Users can access complete records of personal information held on our systems through secure account portals or by submitting formal data subject access requests. Rectification rights enable correction of inaccurate or incomplete information, whilst erasure rights allow for account closure and data deletion in circumstances where continued processing is not legally required.

  1. Right of access to personal information, processing purposes, and data sharing arrangements
  2. Right to rectification of inaccurate, incomplete, or outdated personal information
  3. Right to erasure of personal data when processing is no longer necessary for original purposes
  4. Right to data portability for transferring information to alternative service providers
  5. Right to object to processing based on legitimate interests or for marketing purposes
  6. Right to restrict processing in specific circumstances, including during accuracy disputes
  7. Right to withdraw consent for processing activities that depend on voluntary agreement
  8. Right to lodge complaints with the Information Commissioner’s Office regarding privacy concerns

Marketing preferences can be modified at any time through account settings or unsubscribe mechanisms included in promotional communications. Users maintain control over optional data processing activities whilst understanding that certain processing remains necessary for core service provision and regulatory compliance.

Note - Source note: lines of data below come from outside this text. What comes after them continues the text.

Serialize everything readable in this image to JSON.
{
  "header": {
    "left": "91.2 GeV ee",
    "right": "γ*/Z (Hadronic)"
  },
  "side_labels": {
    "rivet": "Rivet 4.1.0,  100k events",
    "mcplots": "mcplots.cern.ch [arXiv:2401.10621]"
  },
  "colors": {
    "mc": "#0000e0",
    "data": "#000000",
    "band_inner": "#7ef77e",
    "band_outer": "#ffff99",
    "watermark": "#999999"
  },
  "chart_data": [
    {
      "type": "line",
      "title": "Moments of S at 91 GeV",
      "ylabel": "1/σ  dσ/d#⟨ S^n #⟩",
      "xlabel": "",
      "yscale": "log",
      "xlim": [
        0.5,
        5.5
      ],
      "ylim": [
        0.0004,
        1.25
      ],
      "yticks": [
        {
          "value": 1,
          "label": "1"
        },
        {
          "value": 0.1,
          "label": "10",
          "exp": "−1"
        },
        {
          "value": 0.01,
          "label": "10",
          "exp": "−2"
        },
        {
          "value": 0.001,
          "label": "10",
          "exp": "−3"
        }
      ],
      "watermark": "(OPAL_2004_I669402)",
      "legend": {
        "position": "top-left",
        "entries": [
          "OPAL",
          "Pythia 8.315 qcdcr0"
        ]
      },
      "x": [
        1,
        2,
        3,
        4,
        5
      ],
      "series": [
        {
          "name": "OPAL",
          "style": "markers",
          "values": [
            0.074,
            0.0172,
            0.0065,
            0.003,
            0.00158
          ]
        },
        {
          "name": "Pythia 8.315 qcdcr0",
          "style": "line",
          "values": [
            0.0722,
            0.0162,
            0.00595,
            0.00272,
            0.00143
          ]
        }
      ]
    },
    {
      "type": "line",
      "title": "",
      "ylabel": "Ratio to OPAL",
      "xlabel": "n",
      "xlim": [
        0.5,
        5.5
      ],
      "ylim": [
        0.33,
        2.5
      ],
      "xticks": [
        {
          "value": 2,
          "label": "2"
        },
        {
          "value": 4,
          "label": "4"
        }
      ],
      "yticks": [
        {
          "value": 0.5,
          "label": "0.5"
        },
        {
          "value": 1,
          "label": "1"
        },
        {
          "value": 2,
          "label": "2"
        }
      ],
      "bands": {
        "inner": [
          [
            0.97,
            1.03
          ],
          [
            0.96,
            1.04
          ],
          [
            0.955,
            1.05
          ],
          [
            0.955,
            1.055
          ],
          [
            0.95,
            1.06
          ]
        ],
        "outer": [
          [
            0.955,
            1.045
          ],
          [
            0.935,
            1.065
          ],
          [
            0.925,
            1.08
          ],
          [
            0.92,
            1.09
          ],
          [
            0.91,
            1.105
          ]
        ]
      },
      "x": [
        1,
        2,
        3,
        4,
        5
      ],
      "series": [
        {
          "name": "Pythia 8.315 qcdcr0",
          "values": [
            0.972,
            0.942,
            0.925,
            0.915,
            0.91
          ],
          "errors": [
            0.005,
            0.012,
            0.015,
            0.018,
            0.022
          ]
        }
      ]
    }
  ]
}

Data Retention and Deletion

Our data retention policies balance user privacy expectations with regulatory obligations and legitimate business requirements. We retain personal information only for periods that are necessary and proportionate to processing purposes, with automatic deletion procedures for data that exceeds retention thresholds.

Active account information is retained whilst users maintain platform access and for reasonable periods following account closure to address potential disputes, regulatory inquiries, or security investigations. Financial transaction records are preserved in accordance with anti-money laundering legislation and taxation requirements, typically for periods of five to seven years following transaction completion.

Technical logs and security data are retained for shorter periods, generally not exceeding twelve months unless specific security incidents or investigations require extended preservation. Marketing consent records and communication preferences are maintained until withdrawal or account closure, with immediate effect given to opt-out requests.

Upon account closure, we initiate systematic data deletion procedures that remove personal information not subject to regulatory retention requirements. Users receive confirmation of deletion completion and retain rights to request information about any data that remains stored for compliance purposes.

Contact Information and Privacy Inquiries

We maintain dedicated privacy support channels for addressing user inquiries, exercising data protection rights, and resolving privacy-related concerns. Our privacy team provides comprehensive assistance with data subject requests, consent management, and general privacy questions through multiple communication channels.

Privacy inquiries can be submitted through secure messaging systems within user accounts, dedicated privacy email addresses, or formal written correspondence to our registered business address. We prioritise privacy communications and typically provide initial responses within 48 hours of receipt, with complete resolution within statutory timeframes.

For urgent privacy concerns, including suspected unauthorised access or data breaches affecting individual accounts, we offer expedited response procedures through dedicated support channels. Our privacy team maintains expertise in UK data protection law and can provide guidance on user rights, processing activities, and complaint procedures.

Users who remain unsatisfied with our privacy practices or responses to data protection inquiries retain the right to lodge complaints with the Information Commissioner’s Office, the UK’s independent data protection regulator. We cooperate fully with regulatory investigations and implement recommended improvements to enhance privacy protection standards.